バークリー理論とクラシックの和声法
iiの和音を最初にIIm7と書いたの誰なんだろう。。僕はこれはすごい発明だと思っています。
クラシックの和声法、どの本を読もうかなって軽く調べたら、近代に限ってもシェーンベルクやヒンデミット、日本だと藝大和声というのがあって赤い本、黄色い本など幾つか…
いわゆるバークリー理論(巷でポピュラー音楽理論と言われているもののことです)でやってきた僕ですが、クラシックの和声法の、主に短調の扱いを確認したくて軽い気持ちで始めたのですが沼でした 笑。
お世話になったアニソンの作家さんもシェーンベルクの和声法を使って学んでいました。このヒット曲沢山のかたは音大出身ではありません。やる人はちゃんとやってる。
僕はといいますと『ジャズ・スタディ』渡辺貞夫著に地元の図書館で触れたのが初めての音楽理論でした。中学生の時です。だからクラシックの和声法でiiと書くべきところをIIm7と記すのに全く抵抗無かったし、そういうものだと思っていました。渡辺貞夫さんがバークリーで学んだことをまとめた本です。
ヤマハが教えているのは、クラシックの和声法も使いつつ、この『ジャズ・スタディ』を、より分かりやすくしたものという見解もあるようです。日本のポピュラー音楽理論の特殊事情ですね。
バークリーを日本人で初めて卒業したのは穐吉敏子さんだそうです。自伝『ジャズと生きる 』より…『トニーはバークリー音楽院が、シリンガー・システムという音楽理論を教えていると同時に、ジャズをも教える唯一の公認された学校であると私に教えてくれた。』(p107)このトニーという人はボストン出身のギタリストの米兵で、穐吉さんの渡米への夢への助言。
前置きが長くなりました。
いわゆるバークリー理論はロシアの作曲家、ヨーゼフ・シリンガーの理論が礎になっています。そのヨーゼフ・シリンガーはスクリャービンの弟子なんです。そして、ガーシュウィンやグレン・ミラーはシリンガーの弟子です。
歴史は繋がっていて、突然にジャズ理論 vs クラシック理論、みたいなものではない事が分かります。
このあたりの歴史は本当に面白いです。
まぁもう、なんと言いますか、今生のうちに学びたいんですこの事。義務感でも何でもないです。興味と探求。

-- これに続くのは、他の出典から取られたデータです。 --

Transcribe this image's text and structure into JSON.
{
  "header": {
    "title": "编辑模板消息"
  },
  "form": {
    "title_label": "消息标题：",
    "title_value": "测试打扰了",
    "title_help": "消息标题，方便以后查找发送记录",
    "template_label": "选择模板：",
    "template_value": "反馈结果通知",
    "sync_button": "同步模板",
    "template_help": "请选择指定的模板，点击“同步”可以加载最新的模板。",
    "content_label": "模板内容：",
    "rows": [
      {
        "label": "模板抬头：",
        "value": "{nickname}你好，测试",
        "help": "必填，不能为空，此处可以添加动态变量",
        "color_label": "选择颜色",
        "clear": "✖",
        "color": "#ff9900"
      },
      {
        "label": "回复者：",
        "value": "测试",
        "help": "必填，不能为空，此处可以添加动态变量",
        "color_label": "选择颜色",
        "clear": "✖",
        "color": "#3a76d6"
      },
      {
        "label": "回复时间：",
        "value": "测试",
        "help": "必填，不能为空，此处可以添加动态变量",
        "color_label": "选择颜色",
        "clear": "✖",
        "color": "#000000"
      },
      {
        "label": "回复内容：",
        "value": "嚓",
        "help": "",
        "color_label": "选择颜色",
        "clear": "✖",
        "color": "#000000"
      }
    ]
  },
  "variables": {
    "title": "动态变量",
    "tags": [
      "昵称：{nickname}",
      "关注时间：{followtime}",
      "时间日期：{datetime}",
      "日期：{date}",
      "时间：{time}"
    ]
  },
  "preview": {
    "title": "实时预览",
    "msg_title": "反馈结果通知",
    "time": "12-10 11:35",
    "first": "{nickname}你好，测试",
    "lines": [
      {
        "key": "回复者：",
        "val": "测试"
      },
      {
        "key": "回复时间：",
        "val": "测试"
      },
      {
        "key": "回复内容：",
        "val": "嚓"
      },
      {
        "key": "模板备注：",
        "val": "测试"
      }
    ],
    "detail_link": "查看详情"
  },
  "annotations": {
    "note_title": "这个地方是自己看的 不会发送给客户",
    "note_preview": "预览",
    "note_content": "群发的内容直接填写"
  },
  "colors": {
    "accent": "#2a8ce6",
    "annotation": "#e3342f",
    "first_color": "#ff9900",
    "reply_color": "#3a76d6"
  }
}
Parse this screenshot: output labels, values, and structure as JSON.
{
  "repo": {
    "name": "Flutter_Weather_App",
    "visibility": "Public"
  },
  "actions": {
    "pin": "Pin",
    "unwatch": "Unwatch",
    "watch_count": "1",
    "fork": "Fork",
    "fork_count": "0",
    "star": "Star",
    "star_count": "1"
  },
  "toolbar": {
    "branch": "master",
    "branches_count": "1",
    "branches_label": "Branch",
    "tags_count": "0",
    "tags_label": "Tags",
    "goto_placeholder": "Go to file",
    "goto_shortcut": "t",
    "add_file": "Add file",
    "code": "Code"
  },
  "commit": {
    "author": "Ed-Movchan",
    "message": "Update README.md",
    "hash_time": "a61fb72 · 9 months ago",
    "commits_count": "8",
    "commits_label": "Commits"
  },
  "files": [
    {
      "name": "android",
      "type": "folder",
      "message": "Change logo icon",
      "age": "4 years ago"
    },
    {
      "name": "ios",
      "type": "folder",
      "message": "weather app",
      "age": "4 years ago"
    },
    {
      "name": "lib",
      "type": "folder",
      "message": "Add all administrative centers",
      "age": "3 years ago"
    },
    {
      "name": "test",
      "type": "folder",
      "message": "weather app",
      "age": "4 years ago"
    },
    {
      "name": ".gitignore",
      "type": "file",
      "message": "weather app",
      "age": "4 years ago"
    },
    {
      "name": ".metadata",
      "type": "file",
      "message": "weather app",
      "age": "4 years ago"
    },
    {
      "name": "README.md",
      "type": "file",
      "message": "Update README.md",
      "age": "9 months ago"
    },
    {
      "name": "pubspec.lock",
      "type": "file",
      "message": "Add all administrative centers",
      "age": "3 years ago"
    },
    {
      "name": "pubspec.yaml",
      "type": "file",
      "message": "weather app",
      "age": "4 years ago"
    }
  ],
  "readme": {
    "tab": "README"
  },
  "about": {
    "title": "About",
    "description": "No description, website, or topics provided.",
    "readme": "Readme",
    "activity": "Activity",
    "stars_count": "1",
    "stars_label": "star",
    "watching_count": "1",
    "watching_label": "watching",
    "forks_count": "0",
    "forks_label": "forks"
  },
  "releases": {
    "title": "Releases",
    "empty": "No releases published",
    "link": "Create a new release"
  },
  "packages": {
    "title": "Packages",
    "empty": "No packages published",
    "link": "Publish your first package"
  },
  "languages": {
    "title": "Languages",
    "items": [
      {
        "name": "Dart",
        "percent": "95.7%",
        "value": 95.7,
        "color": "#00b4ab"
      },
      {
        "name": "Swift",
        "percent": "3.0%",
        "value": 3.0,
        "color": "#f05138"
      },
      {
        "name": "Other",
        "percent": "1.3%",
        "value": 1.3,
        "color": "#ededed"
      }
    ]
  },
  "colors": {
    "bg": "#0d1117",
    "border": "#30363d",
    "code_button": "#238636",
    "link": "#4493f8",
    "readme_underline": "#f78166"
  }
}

シリンガーの原書は量がすごい。全12巻、およそ1600ページです。分野も膨大で、リズムのことに始まって、終わりのほうは管弦楽法です。
意気揚々とシリンガーの原書を眺めていますが、どうやらiiの和音をIIm7と記すような事は出て来ません。まだ全部は見れてないのですが、そういう雰囲気です。
少し分かってきたのは、シリンガーの理論をバークリーでそのまま教えていたわけではないようです…
論文『シリンガーとバークリーの理論を巡って』石塚潤一著が参考になるようです。近いうちに読みたいな。
この記事も参考になります。
調べものしててちょっと面白かったのは「バークリー理論」(Berklee method)という言葉はバークリーはもとより日本国外では使われない。
(一応エントリーは見つけました)
https://en.wikipedia.org/wiki/Berklee_method
また、アメリカの他の音大や音楽学部でジャズを教えているところではクラシックの和声法が使われているようです。
バークリー理論があるからジャズがある、のようなある種の神格化をしてしまうと何かを見誤りそうですが、シリンガー・システムが今日(こんにち)のポピュラー音楽理論、ジャズ理論に与えた影響への僕の興味はそれとは別の軸を持って、より深めていきたいと考えています。
さて、和声法にも軽く触れておきます。
和声法(学)の本はどれも古くから、それこそベートーベンやモーツァルトの頃よりさらにさかのぼる時代からの伝承によるものを、例えばシェーンベルクがそれをお弟子さんに教えるためにまとめたものなのだそうです。
シェーンベルクが編み出した画期的な和声法!のようなものではないということです。
和声法の本により個々の差異もありますがこの事は押さえておきましょう。
どの和声法の教科書も演習問題が重要で、そこに著者の音楽に対する考え方が反映されます。著者とは別の作曲家が演習問題を作ることもあります。
ドイツ風味、フランス風味(=藝大和声)など幾つかあるのはこの演習問題の作風の要素も大きいようです。
大作曲家による演習問題というのはなかなかに萌えます。
一方でシリンガー・システムやジョージ・ラッセルのリディアン・クロマティック・コンセプトは伝承ではなく著者独自のものです。
短い間にこのような予備知識は得られました。実際に進めて行ければと考えています。
もう一度、
iiの和音を最初にIIm7と書いたの誰なんだろう。。僕はこれはすごい発明だと思っています。